What I like about Katy’s alignment markers is their universality. Everyone is distinctly shaped and sized but can use the same markers because the bony points are yours and are relative to yourself. This is infinitely more objective and discriminating than cues based on distances. To ask a class of 20 differently shaped/sized students to “jump your feet four feet apart”  is not an appropriate cue for most of the bodies in the room. My “four feet apart” at a height of 5’8 is going to look and feel very different from someone who is 5’1, who is going to look/feel very different from someone who is 6’4. The RE alignment points are based on Katy’s understanding of muscle force length or the length-tension relationship, whereas cues in the Iyengar  style, and subsequently most styles of yoga practiced in the US, were developed for another culture with different tissue loads, anthropometric dimensions, and very specific environments that are quite different from the way most Westerners spend their waking (and sleeping) hours.
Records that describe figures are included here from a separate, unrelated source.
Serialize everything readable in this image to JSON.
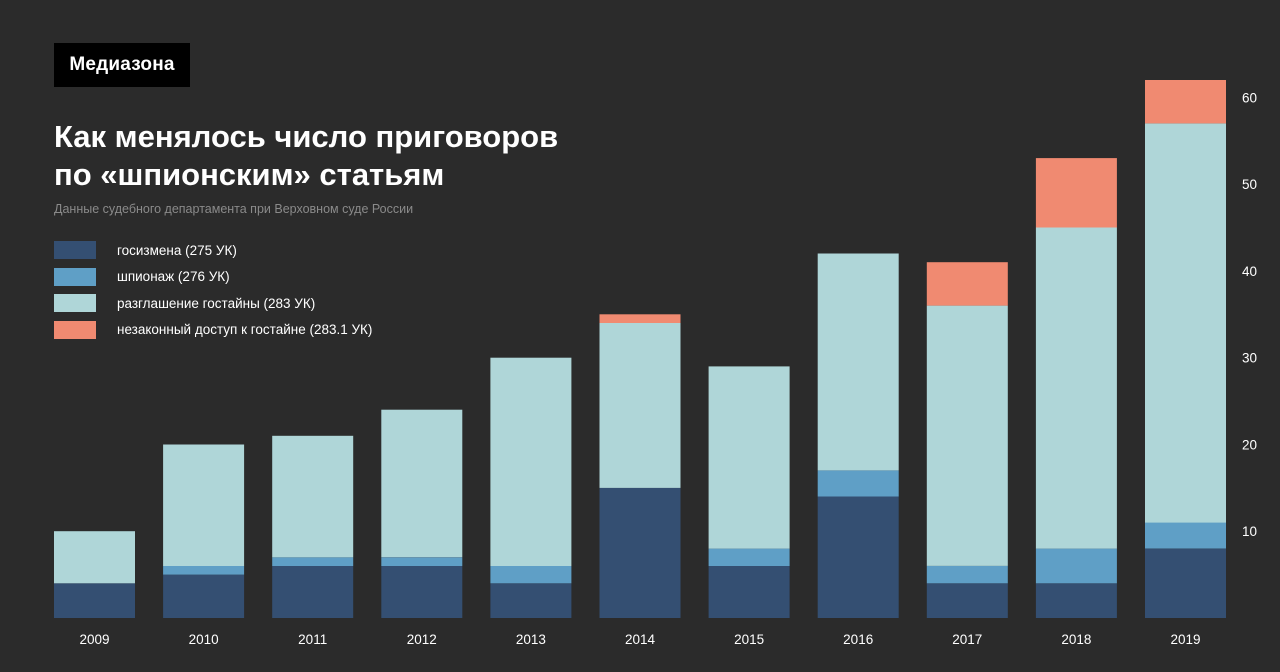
{
  "header": {
    "logo": "Медиазона",
    "title_lines": [
      "Как менялось число приговоров",
      "по «шпионским» статьям"
    ],
    "subtitle": "Данные судебного департамента при Верховном суде России"
  },
  "chart_data": {
    "type": "bar",
    "stacked": true,
    "categories": [
      "2009",
      "2010",
      "2011",
      "2012",
      "2013",
      "2014",
      "2015",
      "2016",
      "2017",
      "2018",
      "2019"
    ],
    "series": [
      {
        "name": "госизмена (275 УК)",
        "color": "#344f72",
        "values": [
          4,
          5,
          6,
          6,
          4,
          15,
          6,
          14,
          4,
          4,
          8
        ]
      },
      {
        "name": "шпионаж (276 УК)",
        "color": "#5f9fc6",
        "values": [
          0,
          1,
          1,
          1,
          2,
          0,
          2,
          3,
          2,
          4,
          3
        ]
      },
      {
        "name": "разглашение гостайны (283 УК)",
        "color": "#afd6d8",
        "values": [
          6,
          14,
          14,
          17,
          24,
          19,
          21,
          25,
          30,
          37,
          46
        ]
      },
      {
        "name": "незаконный доступ к гостайне (283.1 УК)",
        "color": "#f08a71",
        "values": [
          0,
          0,
          0,
          0,
          0,
          1,
          0,
          0,
          5,
          8,
          5
        ]
      }
    ],
    "ylim": [
      0,
      62
    ],
    "yticks": [
      10,
      20,
      30,
      40,
      50,
      60
    ],
    "y_axis_side": "right",
    "grid": false,
    "legend_position": "top-left"
  }
}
So, have I abandoned Iyengar altogether? Absolutely not. My copies of Light on Yoga: Yoga Dipika and B.K.S. Iyengar Yoga: The Path to Holistic Health are dog-eared and consulted anytime I want to reference how the man, who is arguably responsible for the way Hatha yoga is practiced in studios worldwide, cued and presented a posture. But then, I use my filters of current body thinkers and that of my own body experience to update what I practice and teach.